Zemp: Ich habe durch die Beschäftigung mit dem Gewerbeverband einfach gemerkt, wie viele verschiedene Berufsgruppen und Branchen an den Gewerbeverband angeschlossen sind. Die Luzerner Wirtschaft ist thematisch sehr breit gefächert. Zukünftig wird es wichtig sein, dass sich das Bild in der Öffentlichkeit deckt mit dem Bild, welches der Verband von sich selber hat.

zentral+: Wie sieht dieses Selbstbild des Gewerbeverbandes aus?
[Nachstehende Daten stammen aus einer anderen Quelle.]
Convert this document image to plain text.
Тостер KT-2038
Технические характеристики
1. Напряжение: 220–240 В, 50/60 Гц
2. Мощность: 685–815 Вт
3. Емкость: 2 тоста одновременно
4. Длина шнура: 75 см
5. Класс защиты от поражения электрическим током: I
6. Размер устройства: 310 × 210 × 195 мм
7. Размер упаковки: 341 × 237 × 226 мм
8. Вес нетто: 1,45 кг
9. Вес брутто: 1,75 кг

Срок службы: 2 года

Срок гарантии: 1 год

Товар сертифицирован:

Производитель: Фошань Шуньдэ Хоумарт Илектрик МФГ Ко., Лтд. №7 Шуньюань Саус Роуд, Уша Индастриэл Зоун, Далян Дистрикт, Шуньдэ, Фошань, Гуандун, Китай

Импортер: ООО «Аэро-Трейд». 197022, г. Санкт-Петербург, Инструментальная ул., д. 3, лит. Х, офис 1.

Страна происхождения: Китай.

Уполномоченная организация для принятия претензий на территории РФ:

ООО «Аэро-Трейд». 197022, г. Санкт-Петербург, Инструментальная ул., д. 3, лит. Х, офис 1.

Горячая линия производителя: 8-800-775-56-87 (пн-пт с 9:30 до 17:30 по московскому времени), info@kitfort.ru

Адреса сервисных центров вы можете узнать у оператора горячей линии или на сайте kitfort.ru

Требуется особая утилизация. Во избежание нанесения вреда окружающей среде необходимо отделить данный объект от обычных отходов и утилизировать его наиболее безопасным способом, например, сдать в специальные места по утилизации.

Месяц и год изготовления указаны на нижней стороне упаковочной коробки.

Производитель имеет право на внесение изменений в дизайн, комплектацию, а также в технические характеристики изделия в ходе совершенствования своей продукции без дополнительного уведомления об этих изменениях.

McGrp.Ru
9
Zemp: Grundsätzlich geht es darum, optimale Rahmenbedingungen für alle KMU’s zu schaffen, ihre Interessen zu vertreten, Beratungsmöglichkeiten anzubieten, einen Know-how-Transfer zu ermöglichen und sich in die verschiedenen Kommissionen und Gremien einzubringen.

Zur Person

Gaudenz Zemp wird ab dem 1. August neuer Direktor des Gewerbeverabdnes Luzern. Seit Januar 2008 ist er Mitglied der Geschäftsleitung der Hochschule Luzern. In dieser Funktion ist er verantwortlich für das Marketing und die Kommunikation dieser grössten Bildungsinstitution der Zentralschweiz. Vor seinem Eintritt bei der Hochschule war Zemp Mitinhaber einer Marketing- und Werbeagentur in Zürich. Er besitzt einen Lizentiatsabschluss und ein Executive MBA der Universität Zürich.

Gaudenz Zemp ist verheiratet mit Miriam Lüthy Zemp (51). Gemeinsam haben sie drei erwachsene Kinder und zwei Grosskinder. Sie wohnen in St. Niklausen/LU.